1. Shock and Denial. Been there, done that.
2. Pain and Guilt. This is the stage in which you use foul language but the moderators are too busy getting drunk to delete your comment.
3. Anger and Bargaining. Who deserves more blame: players or owners, Congress or Obama? Often characterized by long and nasty discussions of the economy and/or the personal hygiene of those you are arguing with.
4. Depression, Reflection, Loneliness. Videos of basketball greatness are embedded, leading to much wailing and gnashing of teeth.
5. The Upward Turn. What f**king upward turn? This s**t has gone to the courts and there is no chance of a season! WTF is wrong with people who think any of this will turn out well. Effing A g*ddamnit!
6. Reconstruction and Working Through. Also known as trying to watch hockey.
7. Acceptance and Hope. Accept that there is no hope, and that basketball as we know it is dead, dead, dead and never coming back.
Go placidly amid the empty arenas and wasted lives and remember what comfort there may be in owning a piece of the salvage rights.
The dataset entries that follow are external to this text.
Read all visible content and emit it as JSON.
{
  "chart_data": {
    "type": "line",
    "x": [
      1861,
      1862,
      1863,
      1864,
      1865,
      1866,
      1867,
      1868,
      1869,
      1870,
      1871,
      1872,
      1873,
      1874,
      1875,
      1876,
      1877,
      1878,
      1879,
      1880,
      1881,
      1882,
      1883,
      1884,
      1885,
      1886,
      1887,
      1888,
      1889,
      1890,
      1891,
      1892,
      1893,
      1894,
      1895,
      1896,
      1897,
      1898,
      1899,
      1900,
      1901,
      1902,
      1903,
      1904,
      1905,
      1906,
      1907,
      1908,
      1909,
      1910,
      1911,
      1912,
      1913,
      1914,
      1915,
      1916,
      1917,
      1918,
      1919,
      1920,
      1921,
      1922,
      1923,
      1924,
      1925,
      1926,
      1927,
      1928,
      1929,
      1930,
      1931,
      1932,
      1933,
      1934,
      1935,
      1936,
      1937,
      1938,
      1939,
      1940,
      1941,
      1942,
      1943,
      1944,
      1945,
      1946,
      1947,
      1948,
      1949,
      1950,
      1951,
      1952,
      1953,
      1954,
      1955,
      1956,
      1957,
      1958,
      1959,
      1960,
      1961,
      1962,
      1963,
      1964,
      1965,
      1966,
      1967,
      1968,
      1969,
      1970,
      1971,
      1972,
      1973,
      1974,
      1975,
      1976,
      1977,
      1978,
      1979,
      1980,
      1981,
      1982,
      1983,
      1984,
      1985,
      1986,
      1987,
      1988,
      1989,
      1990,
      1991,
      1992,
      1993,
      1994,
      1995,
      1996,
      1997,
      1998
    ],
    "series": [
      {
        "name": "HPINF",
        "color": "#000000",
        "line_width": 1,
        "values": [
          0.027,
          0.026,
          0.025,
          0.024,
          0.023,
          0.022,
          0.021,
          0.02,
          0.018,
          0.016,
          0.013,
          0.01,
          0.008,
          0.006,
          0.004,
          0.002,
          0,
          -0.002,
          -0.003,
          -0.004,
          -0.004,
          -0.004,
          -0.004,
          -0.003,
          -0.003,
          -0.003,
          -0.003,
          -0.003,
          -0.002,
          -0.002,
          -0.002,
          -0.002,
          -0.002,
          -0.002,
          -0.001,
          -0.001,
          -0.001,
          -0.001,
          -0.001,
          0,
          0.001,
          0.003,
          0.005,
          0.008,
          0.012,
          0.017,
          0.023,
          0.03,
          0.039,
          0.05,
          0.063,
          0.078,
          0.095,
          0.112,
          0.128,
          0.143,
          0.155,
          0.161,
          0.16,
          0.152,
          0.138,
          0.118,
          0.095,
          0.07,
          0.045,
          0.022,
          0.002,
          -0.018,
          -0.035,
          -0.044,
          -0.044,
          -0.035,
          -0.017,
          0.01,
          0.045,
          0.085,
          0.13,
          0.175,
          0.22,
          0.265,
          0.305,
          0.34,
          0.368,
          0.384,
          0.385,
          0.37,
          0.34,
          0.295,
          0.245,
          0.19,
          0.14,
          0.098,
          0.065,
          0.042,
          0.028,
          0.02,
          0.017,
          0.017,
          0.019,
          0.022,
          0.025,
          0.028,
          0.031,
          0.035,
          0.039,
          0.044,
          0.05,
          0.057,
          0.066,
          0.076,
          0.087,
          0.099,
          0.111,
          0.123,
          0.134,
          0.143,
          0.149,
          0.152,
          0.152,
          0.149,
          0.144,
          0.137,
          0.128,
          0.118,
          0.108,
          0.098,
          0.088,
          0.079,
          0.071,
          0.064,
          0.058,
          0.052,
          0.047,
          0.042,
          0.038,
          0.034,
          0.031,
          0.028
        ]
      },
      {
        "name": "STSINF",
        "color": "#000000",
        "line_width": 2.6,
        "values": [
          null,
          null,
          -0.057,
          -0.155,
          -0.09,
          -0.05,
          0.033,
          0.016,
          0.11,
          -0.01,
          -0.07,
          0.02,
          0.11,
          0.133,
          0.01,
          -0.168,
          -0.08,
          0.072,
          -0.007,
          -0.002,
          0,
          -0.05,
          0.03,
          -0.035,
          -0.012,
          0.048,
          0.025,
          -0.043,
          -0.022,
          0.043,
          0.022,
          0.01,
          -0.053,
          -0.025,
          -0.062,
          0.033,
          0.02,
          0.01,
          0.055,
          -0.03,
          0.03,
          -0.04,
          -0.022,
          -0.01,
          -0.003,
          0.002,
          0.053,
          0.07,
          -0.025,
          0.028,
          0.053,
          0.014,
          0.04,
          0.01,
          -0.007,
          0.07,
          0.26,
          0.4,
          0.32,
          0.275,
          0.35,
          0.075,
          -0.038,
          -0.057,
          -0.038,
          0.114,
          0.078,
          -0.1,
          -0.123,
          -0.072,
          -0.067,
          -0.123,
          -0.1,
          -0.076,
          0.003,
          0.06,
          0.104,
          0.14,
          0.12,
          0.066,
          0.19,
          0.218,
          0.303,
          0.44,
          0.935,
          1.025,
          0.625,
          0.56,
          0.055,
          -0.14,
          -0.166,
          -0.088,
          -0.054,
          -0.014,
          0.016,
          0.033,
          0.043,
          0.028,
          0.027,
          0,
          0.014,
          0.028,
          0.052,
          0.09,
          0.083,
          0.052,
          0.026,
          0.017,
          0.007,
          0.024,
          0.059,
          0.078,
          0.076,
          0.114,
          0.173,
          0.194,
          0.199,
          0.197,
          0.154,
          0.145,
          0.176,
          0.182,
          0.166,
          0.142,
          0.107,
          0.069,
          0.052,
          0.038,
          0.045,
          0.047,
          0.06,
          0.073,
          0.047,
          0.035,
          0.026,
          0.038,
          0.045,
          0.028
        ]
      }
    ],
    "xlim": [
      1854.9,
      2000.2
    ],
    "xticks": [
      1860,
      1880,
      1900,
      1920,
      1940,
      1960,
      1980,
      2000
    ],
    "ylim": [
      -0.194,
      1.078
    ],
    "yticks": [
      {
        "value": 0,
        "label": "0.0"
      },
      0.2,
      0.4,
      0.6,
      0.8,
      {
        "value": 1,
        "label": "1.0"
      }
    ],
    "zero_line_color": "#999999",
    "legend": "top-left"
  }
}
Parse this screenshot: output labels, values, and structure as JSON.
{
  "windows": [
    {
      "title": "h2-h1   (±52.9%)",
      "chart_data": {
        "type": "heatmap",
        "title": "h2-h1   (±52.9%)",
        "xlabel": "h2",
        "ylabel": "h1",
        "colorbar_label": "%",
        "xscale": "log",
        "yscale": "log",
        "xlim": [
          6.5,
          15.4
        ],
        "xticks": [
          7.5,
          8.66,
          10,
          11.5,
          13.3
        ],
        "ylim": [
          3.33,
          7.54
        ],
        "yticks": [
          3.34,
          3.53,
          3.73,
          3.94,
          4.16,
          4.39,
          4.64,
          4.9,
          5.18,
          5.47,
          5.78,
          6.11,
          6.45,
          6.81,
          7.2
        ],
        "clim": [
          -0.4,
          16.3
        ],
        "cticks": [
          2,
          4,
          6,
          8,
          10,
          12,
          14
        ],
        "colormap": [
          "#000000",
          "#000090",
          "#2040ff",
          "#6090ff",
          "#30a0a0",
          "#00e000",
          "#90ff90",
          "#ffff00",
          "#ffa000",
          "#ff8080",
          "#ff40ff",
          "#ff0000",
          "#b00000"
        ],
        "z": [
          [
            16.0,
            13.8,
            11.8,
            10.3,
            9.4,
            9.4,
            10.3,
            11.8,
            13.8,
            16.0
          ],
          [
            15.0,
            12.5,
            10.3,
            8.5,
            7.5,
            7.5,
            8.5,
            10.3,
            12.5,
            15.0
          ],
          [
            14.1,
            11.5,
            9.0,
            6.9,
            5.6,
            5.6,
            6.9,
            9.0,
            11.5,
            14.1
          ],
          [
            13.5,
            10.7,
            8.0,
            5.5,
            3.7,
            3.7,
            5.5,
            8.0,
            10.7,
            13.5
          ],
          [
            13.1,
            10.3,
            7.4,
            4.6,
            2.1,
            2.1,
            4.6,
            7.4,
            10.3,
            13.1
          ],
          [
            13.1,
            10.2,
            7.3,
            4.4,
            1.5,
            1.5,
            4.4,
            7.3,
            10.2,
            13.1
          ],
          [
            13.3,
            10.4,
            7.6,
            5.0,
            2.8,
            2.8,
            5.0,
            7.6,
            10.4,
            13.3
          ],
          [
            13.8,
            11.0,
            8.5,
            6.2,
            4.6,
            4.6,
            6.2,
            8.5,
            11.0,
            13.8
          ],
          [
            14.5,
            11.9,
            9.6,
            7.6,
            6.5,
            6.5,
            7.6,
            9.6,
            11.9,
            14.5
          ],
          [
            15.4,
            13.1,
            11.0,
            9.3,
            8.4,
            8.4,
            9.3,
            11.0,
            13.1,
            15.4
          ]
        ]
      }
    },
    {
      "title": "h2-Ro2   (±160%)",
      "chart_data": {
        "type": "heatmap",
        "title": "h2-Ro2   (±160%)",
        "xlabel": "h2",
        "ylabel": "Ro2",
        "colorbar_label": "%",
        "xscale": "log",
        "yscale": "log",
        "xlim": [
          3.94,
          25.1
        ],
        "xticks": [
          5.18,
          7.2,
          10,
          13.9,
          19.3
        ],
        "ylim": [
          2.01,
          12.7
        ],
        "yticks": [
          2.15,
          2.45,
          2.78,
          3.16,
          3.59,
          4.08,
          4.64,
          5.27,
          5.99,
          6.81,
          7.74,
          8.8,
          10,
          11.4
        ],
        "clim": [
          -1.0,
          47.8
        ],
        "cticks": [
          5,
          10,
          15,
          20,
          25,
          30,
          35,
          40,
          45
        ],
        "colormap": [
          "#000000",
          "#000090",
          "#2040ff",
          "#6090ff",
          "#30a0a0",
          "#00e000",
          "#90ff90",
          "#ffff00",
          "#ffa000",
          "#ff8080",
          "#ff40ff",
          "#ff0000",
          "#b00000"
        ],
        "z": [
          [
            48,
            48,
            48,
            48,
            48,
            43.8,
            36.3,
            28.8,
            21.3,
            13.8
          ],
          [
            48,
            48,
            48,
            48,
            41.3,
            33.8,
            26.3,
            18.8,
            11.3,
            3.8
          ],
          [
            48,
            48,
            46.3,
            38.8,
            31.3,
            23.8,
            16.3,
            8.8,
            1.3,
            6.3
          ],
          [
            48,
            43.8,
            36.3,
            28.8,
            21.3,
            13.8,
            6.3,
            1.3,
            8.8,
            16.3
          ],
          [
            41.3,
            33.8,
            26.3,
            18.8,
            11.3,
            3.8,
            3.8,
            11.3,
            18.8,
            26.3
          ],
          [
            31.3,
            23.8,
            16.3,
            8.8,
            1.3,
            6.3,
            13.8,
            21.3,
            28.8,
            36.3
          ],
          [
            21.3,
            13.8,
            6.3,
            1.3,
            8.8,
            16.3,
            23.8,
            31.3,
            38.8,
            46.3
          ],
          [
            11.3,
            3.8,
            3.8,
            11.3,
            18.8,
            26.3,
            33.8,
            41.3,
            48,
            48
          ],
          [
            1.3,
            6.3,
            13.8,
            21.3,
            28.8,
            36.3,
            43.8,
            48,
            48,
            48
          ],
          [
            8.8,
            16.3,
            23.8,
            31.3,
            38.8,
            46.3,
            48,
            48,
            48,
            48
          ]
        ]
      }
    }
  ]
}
Speak glowingly of those richer than yourself and heed well their orders even though they be turkeys. Know what to kiss...and when.
Consider that two wrongs never make a right, but that three may lead to a tax break. Whenever possible ignore the arguments of others and act out accordingly. Be comforted that in the face of selfishness and shattered dreams of the season to come and despite the unchanging fortunes of the Lottery, there is always a big future in emptying the wastebaskets of the rich and powerful.
We are the chumps of the sports world. We have no right to games. And whether we can hear it or not, hockey fans are laughing at us behind our backs.
Strive at all times to drink, smoke, pop and inject.
Know yourself. If you need help, call Homeland Security.
Exercise caution in your daily comments, especially with those persons you fight most with. That government informant on your right, for instance.
Be assured that a walk through the ocean of most fans' souls would scarcely get your feet wet. Fall not in love with Harrison Barnes therefore, he will be posterized by the best player available. Surrender gracefully the things of youth: the draft pick we gave to the Clippers, KG, Spree and even Sam Cassell, and let not the rosin of KG get into your alcoholic beverage of choice.
Take heart amid the deepening gloom that India Pale Ales now come in at over 10% alcohol by content, and reflect that whatever misfortune may be your lot, it could only be worse in Wisconsin.
Therefore make peace with your God, whatever you conceive Him/Her to be — hairy knuckled tea partyer or OWSmic muffin. With all its hopes, dreams, promises and league restructuring, sports continue to deteriorate.